Tax Deductibles and Tax Interests of Home Mortgage
Owning a home sounds more of a dream come true, but the dream shatters upon knowing how much you need to pay on your mortgage, not to mention the amount of interest that needs to be paid as well. However there are ways on how to save money by knowing how to calculate the deductibles and versus the tax interests. Being knowledgeable on that area will allow home owners to identify the amount of money they need to cut out of their paychecks. First is to define what tax interests are all about, it was introduced in 1913 together with the income tax. When a real estate company charges the home owner with the interest for the purchased property, the law provides home owners with the opportunity to claim for deductions on their taxes. However, it is not easily available. The home owner must a set of criteria to qualify for a tax interest deduction or otherwise known as limitations. First, the home owner must file Form 1040 or the Standard Internal Revenue Service (IRS). Individuals file this form in relation to their annual income tax returns. The form should come with itemized deductions on Schedule A. The second condition is he or she should be by law is the one liable for the loan, if the situation is the person is paying mortgage for someone else’s loan, the payer will not be allowed to claim for deductibles. The third condition is he or she should be making the payment on a qualified home such as Condominium, Boat, house Trailer, Primary home and Mobile Home (Investopedia.com May 27, 2006).
The home mortgage interests tax deductions has two categories, one is the debt acquired from purchasing home or for improvements.

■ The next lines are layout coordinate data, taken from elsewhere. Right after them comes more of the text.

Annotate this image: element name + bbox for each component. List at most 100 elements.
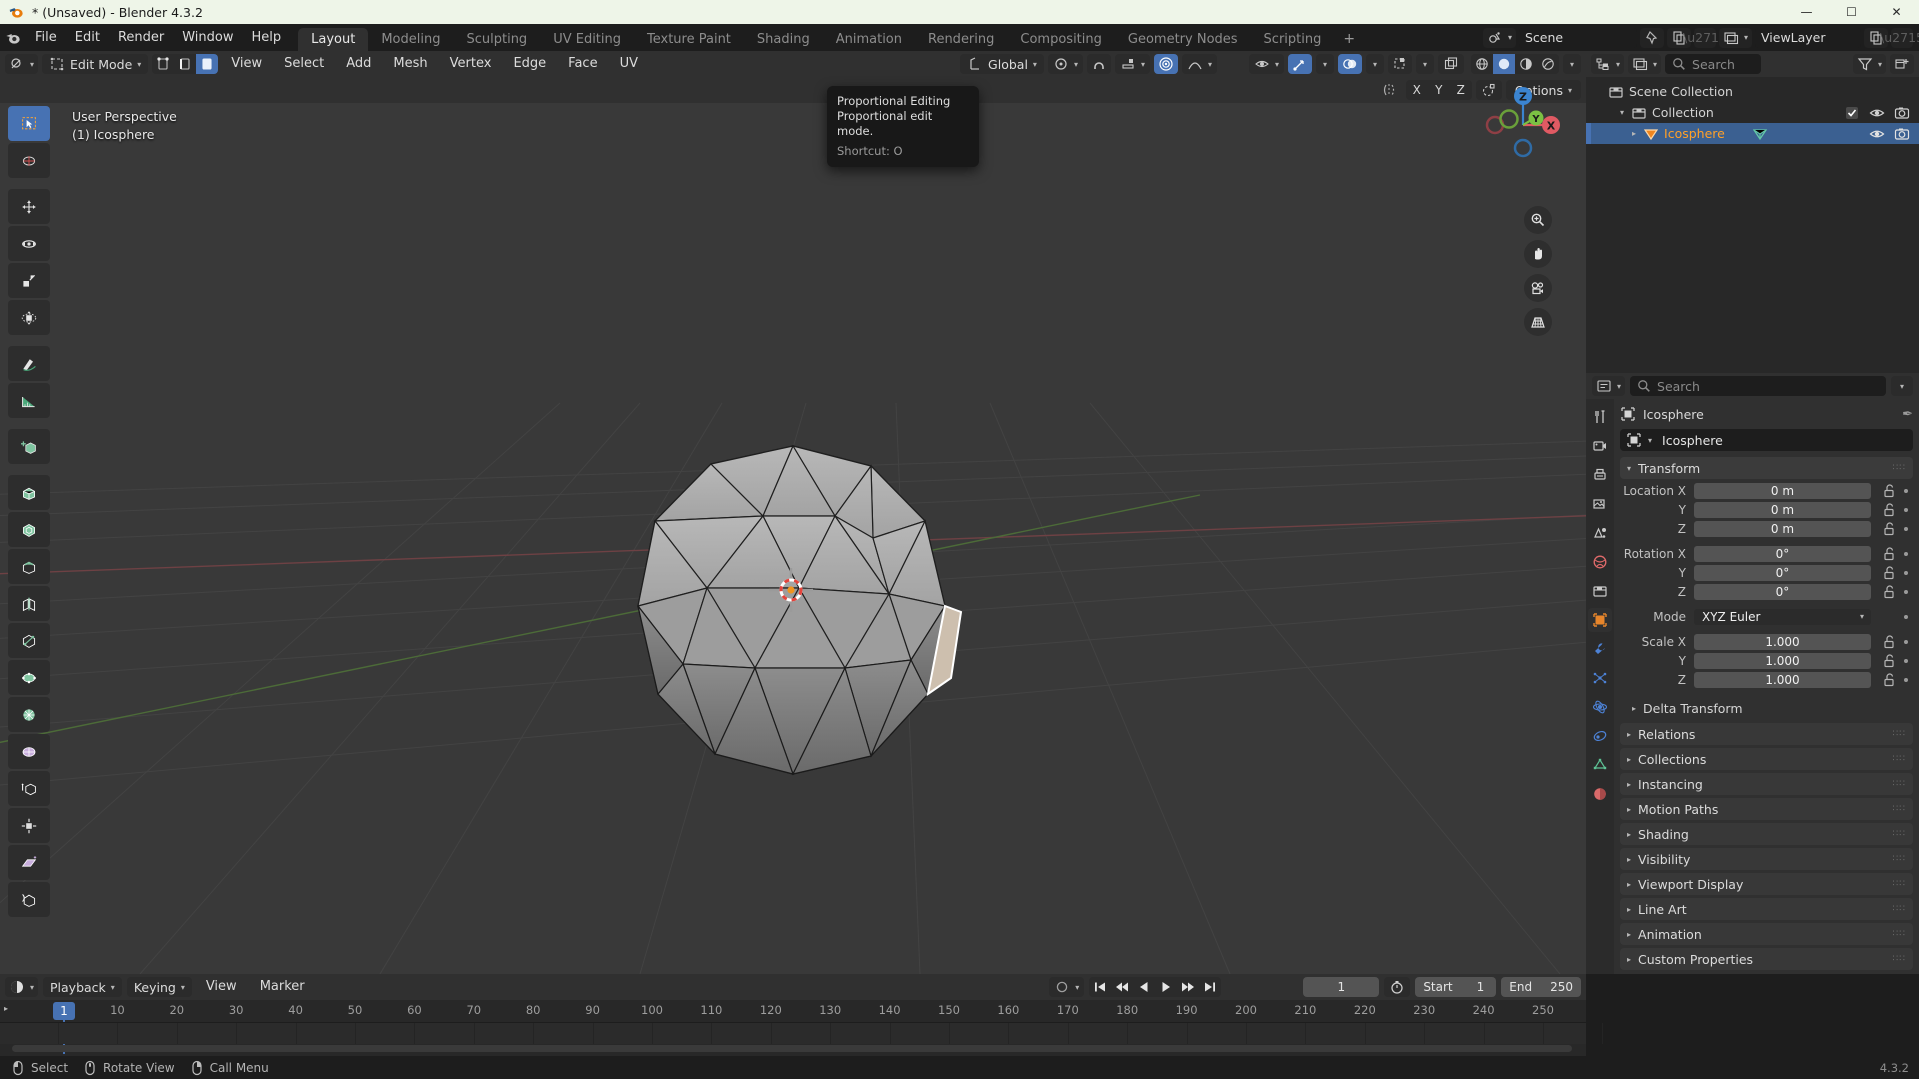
outliner-row-scene-collection[interactable]: Scene Collection [1586, 81, 1919, 102]
inset-faces-tool-button[interactable] [8, 512, 50, 547]
move-tool-button[interactable] [8, 189, 50, 224]
delete-view-layer-icon[interactable]: \u2715 [1880, 27, 1919, 48]
rendered-shading-button[interactable] [1537, 54, 1559, 74]
section-viewport-display[interactable]: ▸ Viewport Display ∷∷ [1620, 873, 1913, 895]
mirror-z-button[interactable]: Z [1450, 80, 1472, 100]
camera-view-icon[interactable] [1524, 274, 1552, 302]
icosphere-expand-chevron-right-icon[interactable]: ▸ [1632, 129, 1636, 138]
particles-tab[interactable] [1588, 666, 1612, 690]
properties-editor-type-icon[interactable]: ▾ [1592, 376, 1626, 396]
delete-scene-icon[interactable]: \u2715 [1683, 27, 1727, 48]
object-name-field[interactable]: ▾ Icosphere [1620, 429, 1913, 451]
timeline-editor-type-icon[interactable]: ▾ [5, 977, 39, 997]
extrude-region-tool-button[interactable] [8, 475, 50, 510]
jump-to-next-keyframe-button[interactable] [1177, 977, 1199, 997]
viewport-menu-select[interactable]: Select [275, 54, 333, 74]
close-button[interactable]: ✕ [1874, 0, 1919, 24]
scene-tab[interactable] [1588, 521, 1612, 545]
material-tab[interactable] [1588, 782, 1612, 806]
outliner-row-collection[interactable]: ▾ Collection [1586, 102, 1919, 123]
tab-texture-paint[interactable]: Texture Paint [634, 28, 744, 51]
tool-tab[interactable] [1588, 405, 1612, 429]
modifiers-tab[interactable] [1588, 637, 1612, 661]
pin-scene-icon[interactable] [1639, 27, 1664, 48]
mirror-x-button[interactable]: X [1406, 80, 1428, 100]
scene-browse-icon[interactable]: ▾ [1482, 27, 1516, 48]
section-motion-paths[interactable]: ▸ Motion Paths ∷∷ [1620, 798, 1913, 820]
current-frame-field[interactable]: 1 [1303, 977, 1380, 997]
jump-to-end-button[interactable] [1199, 977, 1221, 997]
timeline-playhead[interactable]: 1 [52, 1002, 75, 1020]
properties-search-input[interactable]: Search [1630, 376, 1886, 396]
rotation-z-value[interactable]: 0° [1694, 583, 1871, 600]
camera-icon[interactable] [1894, 126, 1910, 142]
timeline-horizontal-scrollbar[interactable] [12, 1045, 1572, 1052]
use-preview-range-button[interactable] [1384, 977, 1411, 997]
object-data-tab[interactable] [1588, 753, 1612, 777]
unlock-icon[interactable] [1881, 672, 1897, 688]
shrink-fatten-tool-button[interactable] [8, 808, 50, 843]
tab-rendering[interactable]: Rendering [915, 28, 1007, 51]
section-shading[interactable]: ▸ Shading ∷∷ [1620, 823, 1913, 845]
unlock-icon[interactable] [1881, 546, 1897, 562]
spin-tool-button[interactable] [8, 697, 50, 732]
outliner-search-input[interactable]: Search [1665, 54, 1762, 74]
tab-modeling[interactable]: Modeling [368, 28, 453, 51]
menu-help[interactable]: Help [243, 28, 291, 48]
checkbox-icon[interactable] [1844, 105, 1860, 121]
world-tab[interactable] [1588, 550, 1612, 574]
viewport-3d[interactable]: ▾ Edit Mode ▾ View Select Add Mesh Verte… [0, 51, 1586, 974]
transform-tool-button[interactable] [8, 300, 50, 335]
section-relations[interactable]: ▸ Relations ∷∷ [1620, 723, 1913, 745]
animate-property-dot[interactable] [1904, 589, 1908, 594]
editor-type-icon[interactable]: ▾ [5, 54, 39, 74]
proportional-falloff-selector[interactable]: ▾ [1181, 54, 1217, 74]
timeline-menu-keying[interactable]: Keying ▾ [126, 977, 192, 997]
rotation-mode-select[interactable]: XYZ Euler ▾ [1694, 608, 1871, 625]
collection-tab[interactable] [1588, 579, 1612, 603]
eye-icon[interactable] [1869, 105, 1885, 121]
annotate-tool-button[interactable] [8, 346, 50, 381]
object-tab[interactable] [1588, 608, 1612, 632]
solid-shading-button[interactable] [1493, 54, 1515, 74]
scale-y-value[interactable]: 1.000 [1694, 652, 1871, 669]
rotate-tool-button[interactable] [8, 226, 50, 261]
overlay-options-chevron-down-icon[interactable]: ▾ [1366, 54, 1384, 74]
output-tab[interactable] [1588, 463, 1612, 487]
object-type-visibility-selector[interactable]: ▾ [1248, 54, 1284, 74]
tweak-tool-button[interactable] [8, 106, 50, 141]
viewport-menu-vertex[interactable]: Vertex [441, 54, 501, 74]
location-z-value[interactable]: 0 m [1694, 520, 1871, 537]
animate-property-dot[interactable] [1904, 488, 1908, 493]
eye-icon[interactable] [1869, 126, 1885, 142]
scene-name-field[interactable]: Scene [1518, 27, 1637, 48]
rip-region-tool-button[interactable] [8, 882, 50, 917]
section-animation[interactable]: ▸ Animation ∷∷ [1620, 923, 1913, 945]
face-select-button[interactable] [196, 54, 219, 74]
wireframe-shading-button[interactable] [1471, 54, 1493, 74]
play-reverse-button[interactable] [1133, 977, 1155, 997]
unlock-icon[interactable] [1881, 502, 1897, 518]
transform-panel-header[interactable]: ▾ Transform ∷∷ [1620, 457, 1913, 479]
maximize-button[interactable]: ☐ [1829, 0, 1874, 24]
unlock-icon[interactable] [1881, 483, 1897, 499]
view-layer-name-field[interactable]: ViewLayer [1755, 27, 1861, 48]
edge-select-button[interactable] [174, 54, 196, 74]
animate-property-dot[interactable] [1904, 526, 1908, 531]
rotation-x-value[interactable]: 0° [1694, 545, 1871, 562]
location-x-value[interactable]: 0 m [1694, 482, 1871, 499]
proportional-editing-button[interactable] [1153, 54, 1178, 74]
cursor-tool-button[interactable] [8, 143, 50, 178]
viewport-menu-face[interactable]: Face [559, 54, 606, 74]
scale-x-value[interactable]: 1.000 [1694, 633, 1871, 650]
timeline-track-area[interactable] [0, 1022, 1604, 1044]
scale-tool-button[interactable] [8, 263, 50, 298]
frame-start-field[interactable]: Start 1 [1415, 977, 1497, 997]
section-custom-properties[interactable]: ▸ Custom Properties ∷∷ [1620, 948, 1913, 970]
outliner-row-icosphere[interactable]: ▸ Icosphere [1586, 123, 1919, 144]
section-line-art[interactable]: ▸ Line Art ∷∷ [1620, 898, 1913, 920]
section-instancing[interactable]: ▸ Instancing ∷∷ [1620, 773, 1913, 795]
add-workspace-button[interactable]: + [1334, 28, 1364, 51]
minimize-button[interactable]: — [1784, 0, 1829, 24]
viewport-menu-view[interactable]: View [222, 54, 271, 74]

The other one is called equity debt where collateral is often used drawn from the home equity. Therefore, a home owner can take out a maximum tax interests applied to a $1.1 million worth of mortgage from his tax payables. However, not all mortgage interests can be deducted just as is. Each mortgage must fall under any of the three categories. Debt made before October 13, 1987 or also known as “Grandfathered Debt”, in this category all interests on the debt will be deducted entirely. Debt made after October 13, 1987 can be deducted including the grandfathered debt entirely, provided that the debt were used for home improvements or purchase. For single status individuals they can claim as much as $500,000 or $1 million for married couples. Lastly, the Home Equity Debt Acquired after October 13, 1987 any reasons besides the ones mentioned on the first two categories can be filed at a maximum of $100,000 for married or $50,000 for single individuals (Irs.gov. N.D).
The formula in computing tax savings from mortgage interests is quite easy to understand. First is to know the information about the debt such as Loan amount, normally the financial institution will send a form 1098 that will show how much the home owner paid in total mortgage interests every year. The calculation works as follows, identifying the size limit as mentioned it is usually $1 million for married and $500,000 for single. In case the home owner is a couple and has $1.25 million worth of mortgage, we can figure out how much we can save by dividing the size limit versus the average mortgage balances and then multiply the result to the total amount paid on the interests. Given that the mortgage amount is $1.25 million and has a 10% total annual interest and the home owner is a married couple, just divide limit $1.0 M by $1.25 M, the result will be 0.8 and then multiply it with interest ($100,000) and the result will be $80,000 of total tax interest deductions or the amount of money the homeowner saved on his tax deductibles. The formula can be put into equation as follows (size limit / mortgage = result X interest = tax interest deductible) and to get the marginal tax bracket follow equation (mortgage X interest rate = deductible interests).